Each time I’m faced with a patient hedging on the Covid shot, I have to decide whether to put aside the many other pressing medical issues competing for our limited time to go down the vaccine-hesitancy road. These discussions are notoriously messy and lengthy and rarely change minds. Part of me just wants to move on, as my patients — and indeed the entire country — seem to want to do. Pandemic fatigue has even emerged as its own field of study.

But something in me doesn’t feel ready to let it go. The specificity of their Covid refusal — especially compared with flu refusal — piques my curiosity and consternation. So many of my patients have medical problems that put them at high risk for complications of Covid, such as hypertension, diabetes, heart disease, obesity, kidney disease, asthma. Yet here they are, one after another, rejecting a medical intervention that most have safely received before and substantially improves outcomes. And they can’t really articulate a specific reason, even to themselves. Shrugging this off seems wrong.

So I clear the deck, push myself away from the computer, make full eye contact and begin again. I might start with, “Tell me what’s on your mind” or “What makes you feel differently about the Covid vaccine versus the flu shot?” I try to step into the gray zone of their responses and explore those awkward feelings.

When they say, “I’ve had enough Covid vaccinations already,” I’ll probe where the sense of “enough” comes from. I might ask, “Do you ever feel this way about your diabetes medicines or your mammograms?” We’ll explore how they come to conclusions about which treatments they accept and try to separate vague discomfort from specific concerns.

A review of the facts is less about starting a lecture and more about examining emotional responses. We talk openly about what they are hearing in their communities — that the pandemic is over, that the new boosters are more experimental than the old ones, that some number of vaccinations is too many.

It can be a revelation to some patients when they realize that they may be reacting to a sense of the waters being muddied rather than specific information or misinformation.
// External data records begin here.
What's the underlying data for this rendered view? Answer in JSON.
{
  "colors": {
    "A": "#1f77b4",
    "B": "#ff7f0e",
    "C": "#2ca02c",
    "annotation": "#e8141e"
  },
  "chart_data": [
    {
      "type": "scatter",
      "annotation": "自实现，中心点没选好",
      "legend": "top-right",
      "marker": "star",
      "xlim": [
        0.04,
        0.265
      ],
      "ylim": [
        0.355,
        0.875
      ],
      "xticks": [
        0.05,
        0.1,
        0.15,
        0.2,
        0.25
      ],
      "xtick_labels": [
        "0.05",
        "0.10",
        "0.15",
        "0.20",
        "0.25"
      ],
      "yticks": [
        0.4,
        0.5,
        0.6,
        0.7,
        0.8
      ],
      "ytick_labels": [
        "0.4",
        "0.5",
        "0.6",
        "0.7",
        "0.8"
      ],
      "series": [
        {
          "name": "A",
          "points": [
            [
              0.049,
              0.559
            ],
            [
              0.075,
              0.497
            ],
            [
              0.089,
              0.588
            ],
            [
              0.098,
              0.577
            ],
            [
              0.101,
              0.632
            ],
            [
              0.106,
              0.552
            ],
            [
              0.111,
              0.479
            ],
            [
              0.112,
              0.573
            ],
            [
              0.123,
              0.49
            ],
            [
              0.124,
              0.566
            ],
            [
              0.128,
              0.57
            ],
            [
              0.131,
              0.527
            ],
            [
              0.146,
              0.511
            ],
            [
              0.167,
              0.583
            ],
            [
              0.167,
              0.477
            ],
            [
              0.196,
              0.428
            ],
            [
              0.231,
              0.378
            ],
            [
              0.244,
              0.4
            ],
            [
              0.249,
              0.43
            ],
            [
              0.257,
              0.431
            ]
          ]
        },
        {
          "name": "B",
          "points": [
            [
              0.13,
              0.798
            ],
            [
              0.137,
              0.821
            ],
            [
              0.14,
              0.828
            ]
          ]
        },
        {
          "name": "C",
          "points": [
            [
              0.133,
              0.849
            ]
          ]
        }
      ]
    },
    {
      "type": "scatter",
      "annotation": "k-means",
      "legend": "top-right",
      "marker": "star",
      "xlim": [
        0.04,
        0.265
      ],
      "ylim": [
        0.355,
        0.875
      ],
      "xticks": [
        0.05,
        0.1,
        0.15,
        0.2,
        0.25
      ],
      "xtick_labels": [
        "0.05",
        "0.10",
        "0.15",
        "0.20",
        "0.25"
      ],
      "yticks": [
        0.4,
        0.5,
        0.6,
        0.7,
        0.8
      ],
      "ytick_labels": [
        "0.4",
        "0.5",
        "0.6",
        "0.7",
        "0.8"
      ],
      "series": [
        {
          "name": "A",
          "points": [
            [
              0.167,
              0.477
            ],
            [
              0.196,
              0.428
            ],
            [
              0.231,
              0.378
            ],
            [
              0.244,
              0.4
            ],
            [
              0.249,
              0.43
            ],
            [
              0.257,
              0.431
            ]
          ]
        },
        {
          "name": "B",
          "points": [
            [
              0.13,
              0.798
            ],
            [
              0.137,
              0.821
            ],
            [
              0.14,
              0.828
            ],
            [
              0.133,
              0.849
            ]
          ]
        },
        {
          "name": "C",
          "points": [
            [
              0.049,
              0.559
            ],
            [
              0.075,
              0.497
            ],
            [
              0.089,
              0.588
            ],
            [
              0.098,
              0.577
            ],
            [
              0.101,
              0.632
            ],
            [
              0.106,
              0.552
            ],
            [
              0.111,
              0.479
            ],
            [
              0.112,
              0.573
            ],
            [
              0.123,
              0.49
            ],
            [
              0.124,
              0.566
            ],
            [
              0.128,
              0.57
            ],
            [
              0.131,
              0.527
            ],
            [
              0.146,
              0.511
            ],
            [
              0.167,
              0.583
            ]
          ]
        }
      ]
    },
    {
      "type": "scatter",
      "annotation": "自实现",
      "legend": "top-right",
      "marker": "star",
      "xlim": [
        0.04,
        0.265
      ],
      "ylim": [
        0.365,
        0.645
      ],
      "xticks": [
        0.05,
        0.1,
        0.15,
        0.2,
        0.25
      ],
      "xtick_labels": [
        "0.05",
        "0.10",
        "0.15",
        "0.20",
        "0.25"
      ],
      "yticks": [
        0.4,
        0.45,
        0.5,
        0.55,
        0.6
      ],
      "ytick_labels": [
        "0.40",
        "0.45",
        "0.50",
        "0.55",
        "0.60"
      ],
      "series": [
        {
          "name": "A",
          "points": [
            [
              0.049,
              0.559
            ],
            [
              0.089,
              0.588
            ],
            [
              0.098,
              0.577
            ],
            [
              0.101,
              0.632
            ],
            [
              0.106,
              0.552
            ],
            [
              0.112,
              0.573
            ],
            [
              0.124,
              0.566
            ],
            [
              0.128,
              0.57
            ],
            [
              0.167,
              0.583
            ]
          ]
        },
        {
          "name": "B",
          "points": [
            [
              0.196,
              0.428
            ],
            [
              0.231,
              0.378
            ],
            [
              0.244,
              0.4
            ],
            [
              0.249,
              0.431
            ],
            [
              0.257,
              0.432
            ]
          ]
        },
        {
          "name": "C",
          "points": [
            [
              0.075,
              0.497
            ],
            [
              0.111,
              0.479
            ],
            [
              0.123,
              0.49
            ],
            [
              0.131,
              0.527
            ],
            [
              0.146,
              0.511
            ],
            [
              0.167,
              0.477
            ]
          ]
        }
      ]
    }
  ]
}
I do want my patients to maintain a healthy skepticism about any proposed intervention to the body, whether it comes from their doctor or from social media. I’ll happily pull up information from medical reference sites like UpToDate to review the pros and cons of a treatment with them. I’ll always respect their choice to disagree with my recommendations, but I do want to understand why.

We in medicine are fairly good at responding to specific concerns; we easily marshal facts and numbers because this is the arena in which we are most comfortable. It’s tempting to shy away from the queasier realm of free-floating discomfort, but we can’t. The good news is that this can be a constructive and collaborative moment in the relationship between patients and medical professionals. In my experience, when we talk directly about the awkward gray zone that seems to suffuse vaccine hesitancy, there’s a certain shared humbling. We are all profoundly disconcerted by states of ambiguity.

In deconstructing these uncertainties, I get a sense of many patients feeling a stronger sense of control. They don’t immediately yank up their sleeves for the jab, but there’s a clear shift in attitude. They are much more willing to engage in a conversation about the realities of the Covid vaccine and how it compares with the flu vaccine or getting the Covid infection.

To me, that’s progress. Some do go on to get vaccinated; many don’t. But at least we are able to consider the Covid vaccination the way we’d consider any other medical intervention.

As time-consuming and exhausting as these conversations can be, we have a communal duty to try to unmuddy the waters — all of us. If you’ve been hesitating about getting your updated Covid vaccination, you might want to put your heebie-jeebies front and center on the exam table at your next medical visit. They’re due for a checkup.